But it collides with the 1960s' legacy. Running routine deficits meant that the federal debt (all past annual deficits) was already high before the crisis: 41 percent of the economy, or gross domestic product (GDP), in 2008. Huge deficits have now raised that to about 70 percent of GDP; Krugman-like proposals would increase debt further. It would approach the 90 percent of GDP that economists Kenneth Rogoff of Harvard and Carmen Reinhart of the Peterson Institute have found is associated with higher interest rates and slower economic growth.

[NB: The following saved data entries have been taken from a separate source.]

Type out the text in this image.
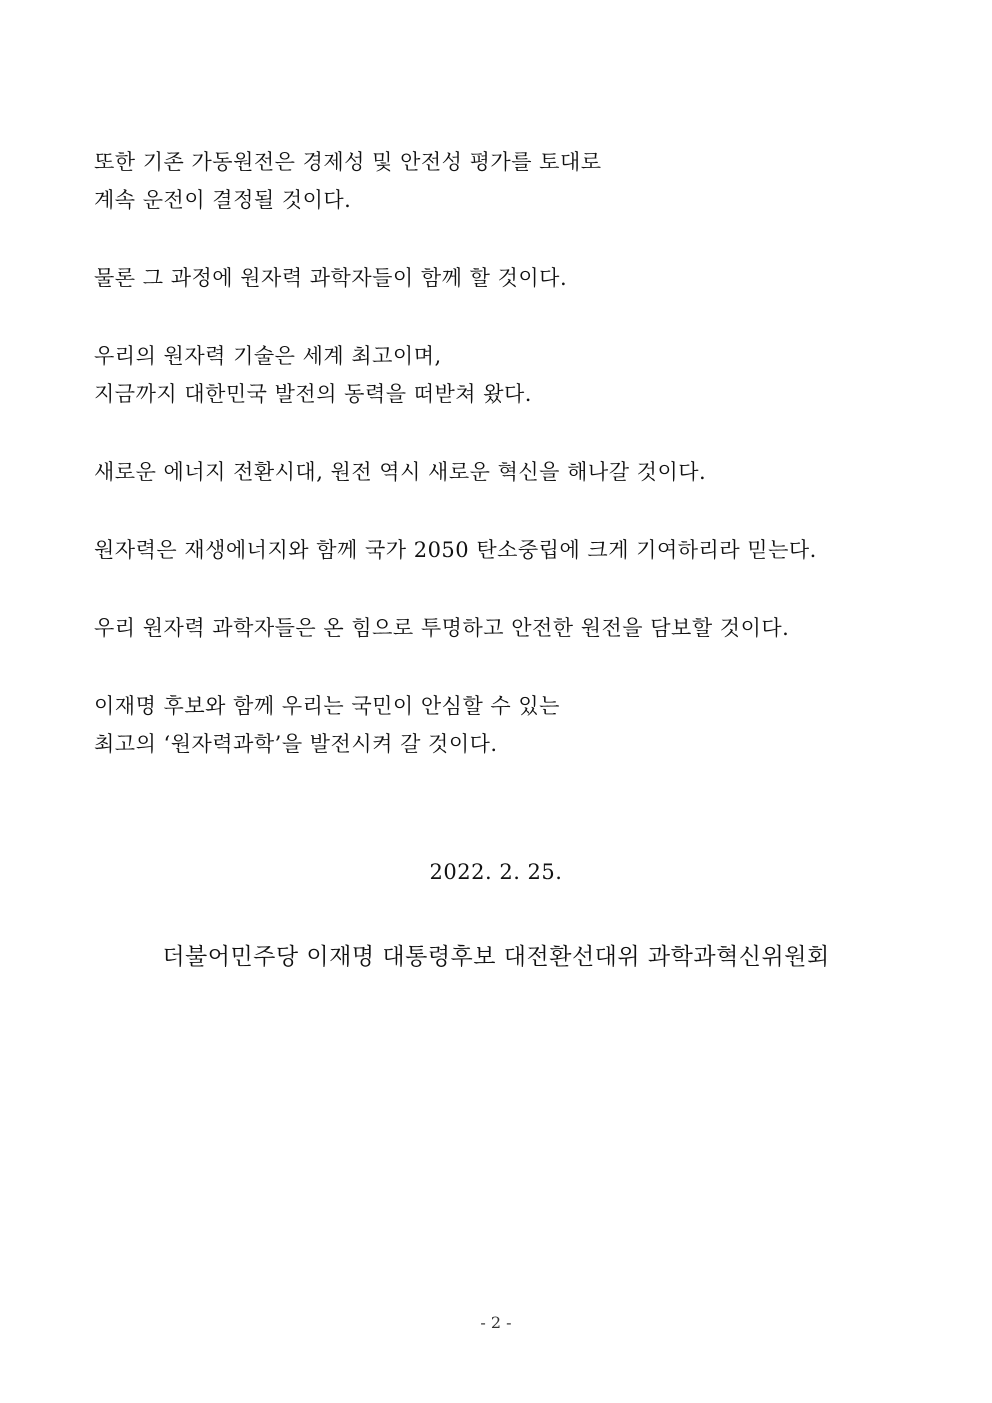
또한 기존 가동원전은 경제성 및 안전성 평가를 토대로
계속 운전이 결정될 것이다.
물론 그 과정에 원자력 과학자들이 함께 할 것이다.
우리의 원자력 기술은 세계 최고이며,
지금까지 대한민국 발전의 동력을 떠받쳐 왔다.
새로운 에너지 전환시대, 원전 역시 새로운 혁신을 해나갈 것이다.
원자력은 재생에너지와 함께 국가 2050 탄소중립에 크게 기여하리라 믿는다.
우리 원자력 과학자들은 온 힘으로 투명하고 안전한 원전을 담보할 것이다.
이재명 후보와 함께 우리는 국민이 안심할 수 있는
최고의 ‘원자력과학’을 발전시켜 갈 것이다.
2022. 2. 25.
더불어민주당 이재명 대통령후보 대전환선대위 과학과혁신위원회
- 2 -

Since 1800, major countries have experienced 26 episodes when government debt has reached 90 percent of GDP for at least five years, they find in a study done with Vincent Reinhart of Morgan Stanley. Periods of slower economic growth typically lasted two decades.
Now, imagine that the country had adhered to its balanced-budget tradition before the crisis. Some deficits would have remained, but the cumulative debt would have been much lower: plausibly between 10 percent and 20 percent of GDP. There would have been more room for expansion. Balancing the budget might even have forced Congress to face the costs of an aging society.
The blunder of the '60s has had a long afterlife. Economic policy is trapped between weak demand and the fears of too much debt. Yesterday's Keynesians undercut today's Keynesians. "In the long run we are all dead," Keynes said. But others are alive — and suffer from bad decisions made decades ago.
Robert J. Samuelson is a Washington Post columnist.